相続税の税率は、「超過累進税率」といって、取得価格が5000万円でも、1000万円までは10%、1000万円超~3000万円までは15%、3000万円超~5000万円までが20%と、一定額を超えた部分について、段階的に高い税率が課せられます。

相続税の速算表を使えば、法定相続人ごとの税額の計算が一度にできます。

この例の場合、妻は1億円 × 30% - 700万円 = 2300万円、長男、長女は5000万円 × 20% - 200万円 = 800万円。それぞれに800万円になります。

(2)相続税の総額を算出

相続人1人1人の税額を計算したら、これをすべて足した額が、相続税の総額となります。

この例の場合は、妻:2300万円、長男:800万円、長女:800万円で、相続税の総額が合計3900万円となりました。

(3)各人の相続税額の計算

上記で計算した相続税の総額に対して、相続人1人ずつが実際に取得する遺産額の割合を掛けて、負担する相続税の額を求めます。実際の取得割合は、実際の取得金額/遺産総額となります。

この例の場合の遺産総額は、2億円に基礎控除額4800万円を足して、2億4800万円。これを分母とし、取得割合を出します。

この例では、妻の実際の取得金額は1億6000万円、長男の取得金額が5000万円、長女の取得金額が3800万円として計算します。

妻が負担する相続税額は、3900万円 × 1億6000万円/2億4800万円 = 2516万円。長男が負担する相続税額は、3900万円 × 5000万円/2億4800万円 = 786万円。長女が負担する相続税額は、3900万円 × 3800万円/2億4800万円 = 598万円。

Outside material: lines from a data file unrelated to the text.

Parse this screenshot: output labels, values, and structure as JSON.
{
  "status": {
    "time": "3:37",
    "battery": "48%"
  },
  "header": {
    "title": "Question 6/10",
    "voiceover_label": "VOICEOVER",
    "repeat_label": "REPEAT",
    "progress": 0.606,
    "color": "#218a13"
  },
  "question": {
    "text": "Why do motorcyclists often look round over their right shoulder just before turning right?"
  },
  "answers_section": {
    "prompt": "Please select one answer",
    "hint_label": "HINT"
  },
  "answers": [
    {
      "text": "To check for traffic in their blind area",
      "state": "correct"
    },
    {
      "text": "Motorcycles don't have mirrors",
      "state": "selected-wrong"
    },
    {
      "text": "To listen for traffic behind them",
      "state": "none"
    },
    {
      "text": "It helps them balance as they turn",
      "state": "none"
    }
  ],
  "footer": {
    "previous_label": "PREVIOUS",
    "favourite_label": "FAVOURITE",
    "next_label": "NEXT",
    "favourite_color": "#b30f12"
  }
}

これを合計すると、2516万円 + 786万円 + 598万円 = 3900万円。

(4)各人の納付税額を計算

そして、各相続人の事情に応じて税額控除が受けられる場合は、その分を相続税額から差し引くことができますし、逆に加算されることもあります。

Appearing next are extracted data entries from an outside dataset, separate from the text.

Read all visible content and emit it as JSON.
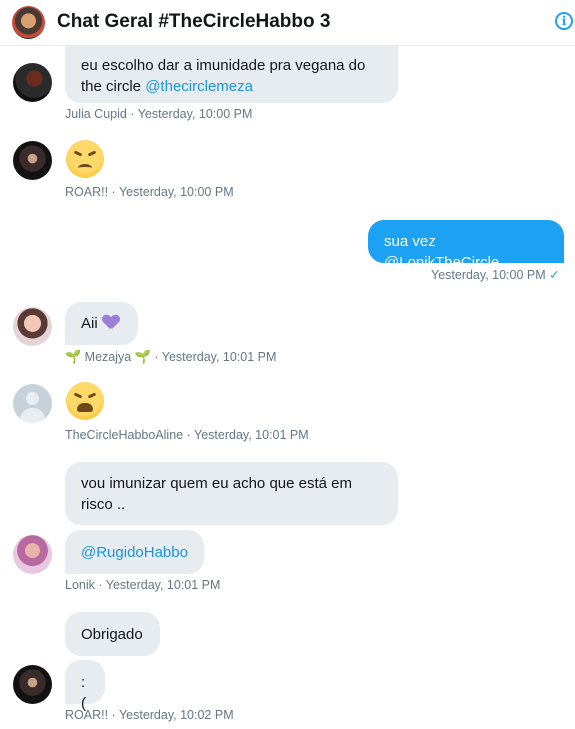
{
  "header": {
    "title": "Chat Geral #TheCircleHabbo 3",
    "info_icon": "info-icon"
  },
  "colors": {
    "accent": "#1da1f2",
    "mention": "#1b95e0",
    "bubble_in": "#e6ecf0",
    "meta_text": "#657786"
  },
  "messages": [
    {
      "text_before": "eu escolho dar a imunidade pra vegana do the circle ",
      "mention": "@thecirclemeza",
      "sender": "Julia Cupid",
      "time": "Yesterday, 10:00 PM"
    },
    {
      "emoji": "tired-face-emoji",
      "sender": "ROAR!!",
      "time": "Yesterday, 10:00 PM"
    },
    {
      "text": "sua vez @LonikTheCircle",
      "time": "Yesterday, 10:00 PM",
      "status_icon": "check-icon",
      "outgoing": true
    },
    {
      "text": "Aii",
      "emoji": "purple-heart-emoji",
      "sender": "Mezajya",
      "sender_decoration": "seedling-emoji",
      "time": "Yesterday, 10:01 PM"
    },
    {
      "emoji": "weary-face-emoji",
      "sender": "TheCircleHabboAline",
      "time": "Yesterday, 10:01 PM"
    },
    {
      "text": "vou imunizar quem eu acho que está em risco ..",
      "sender": "Lonik"
    },
    {
      "mention": "@RugidoHabbo",
      "sender": "Lonik",
      "time": "Yesterday, 10:01 PM"
    },
    {
      "text": "Obrigado",
      "sender": "ROAR!!"
    },
    {
      "text": ":(",
      "sender": "ROAR!!",
      "time": "Yesterday, 10:02 PM"
    }
  ]
}
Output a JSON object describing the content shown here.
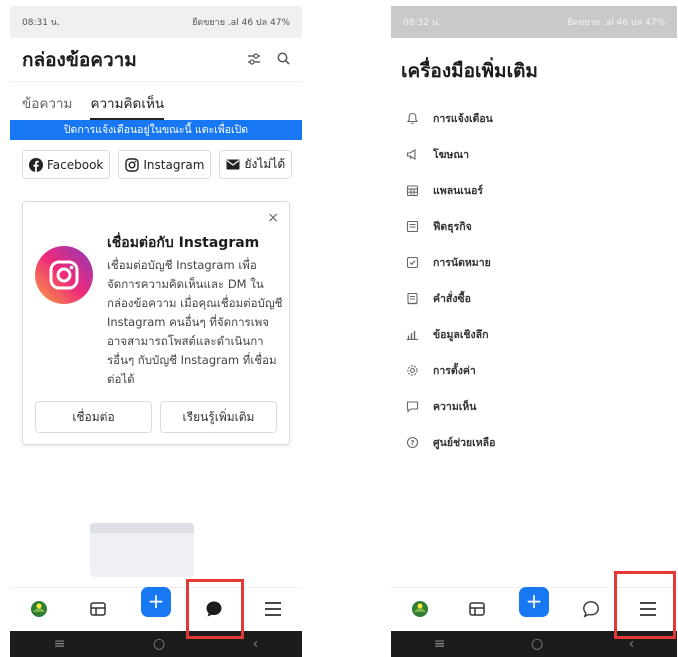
{
  "left": {
    "status": {
      "time": "08:31 น.",
      "right": "ยืดขยาย .al 46 ปล 47%"
    },
    "header": {
      "title": "กล่องข้อความ"
    },
    "tabs": [
      {
        "label": "ข้อความ"
      },
      {
        "label": "ความคิดเห็น"
      }
    ],
    "banner": "ปิดการแจ้งเตือนอยู่ในขณะนี้ แตะเพื่อเปิด",
    "channels": [
      {
        "label": "Facebook"
      },
      {
        "label": "Instagram"
      },
      {
        "label": "ยังไม่ได้"
      }
    ],
    "card": {
      "title": "เชื่อมต่อกับ Instagram",
      "desc": "เชื่อมต่อบัญชี Instagram เพื่อจัดการความคิดเห็นและ DM ในกล่องข้อความ เมื่อคุณเชื่อมต่อบัญชี Instagram คนอื่นๆ ที่จัดการเพจอาจสามารถโพสต์และดำเนินการอื่นๆ กับบัญชี Instagram ที่เชื่อมต่อได้",
      "connect_label": "เชื่อมต่อ",
      "learn_label": "เรียนรู้เพิ่มเติม",
      "close": "×"
    },
    "nav": {
      "plus": "+"
    }
  },
  "right": {
    "status": {
      "time": "08:32 น.",
      "right": "ยืดขยาย .al 46 ปล 47%"
    },
    "title": "เครื่องมือเพิ่มเติม",
    "tools": [
      {
        "label": "การแจ้งเตือน",
        "icon": "bell-icon"
      },
      {
        "label": "โฆษณา",
        "icon": "megaphone-icon"
      },
      {
        "label": "แพลนเนอร์",
        "icon": "calendar-icon"
      },
      {
        "label": "ฟีดธุรกิจ",
        "icon": "feed-icon"
      },
      {
        "label": "การนัดหมาย",
        "icon": "checkbox-icon"
      },
      {
        "label": "คำสั่งซื้อ",
        "icon": "orders-icon"
      },
      {
        "label": "ข้อมูลเชิงลึก",
        "icon": "insights-icon"
      },
      {
        "label": "การตั้งค่า",
        "icon": "gear-icon"
      },
      {
        "label": "ความเห็น",
        "icon": "comment-icon"
      },
      {
        "label": "ศูนย์ช่วยเหลือ",
        "icon": "help-icon"
      }
    ],
    "nav": {
      "plus": "+"
    }
  },
  "colors": {
    "brand": "#1877f2",
    "highlight": "#e53935"
  }
}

いちばん大きな税額控除が、「配偶者の税額軽減」です。配偶者が取得した遺産の価額が、1億6000万円または法定相続分(上記例では1/2)のどちらか大きい金額までは相続税が課税されません。それを超えた場合には、超えた分に対して相続税がかかってきます。

配偶者は、それまでの被相続人の財産形成を助けてきた場合が多く、被相続人が亡くなったあとの生活を保障するためにも、相続税の課税が軽減されるべきだという配慮から、大幅に税額が軽減されます。

この例の場合、妻は「配偶者の税額軽減」で全額控除となり、2516万円の相続税はゼロになります。

長男の相続税額786万円と長女の相続税額598万円は、税額控除等の適用がないので、そのままの金額となります。相続人2人が納める相続税額は、合計1384万円になりました。

ほかにも、亡くなる前3年以内の贈与や相続時精算課税制度を利用した際に贈与税を納めていれば、贈与税分を相続税から引くことができます。未成年者や障害のある人も、相続税額から一定の控除が受けられます。

一方、配偶者や子ども、親以外の人が遺産を受け取る場合は、実際の取得割合に応じた税額に2割加算した納税額を払わなければなりません。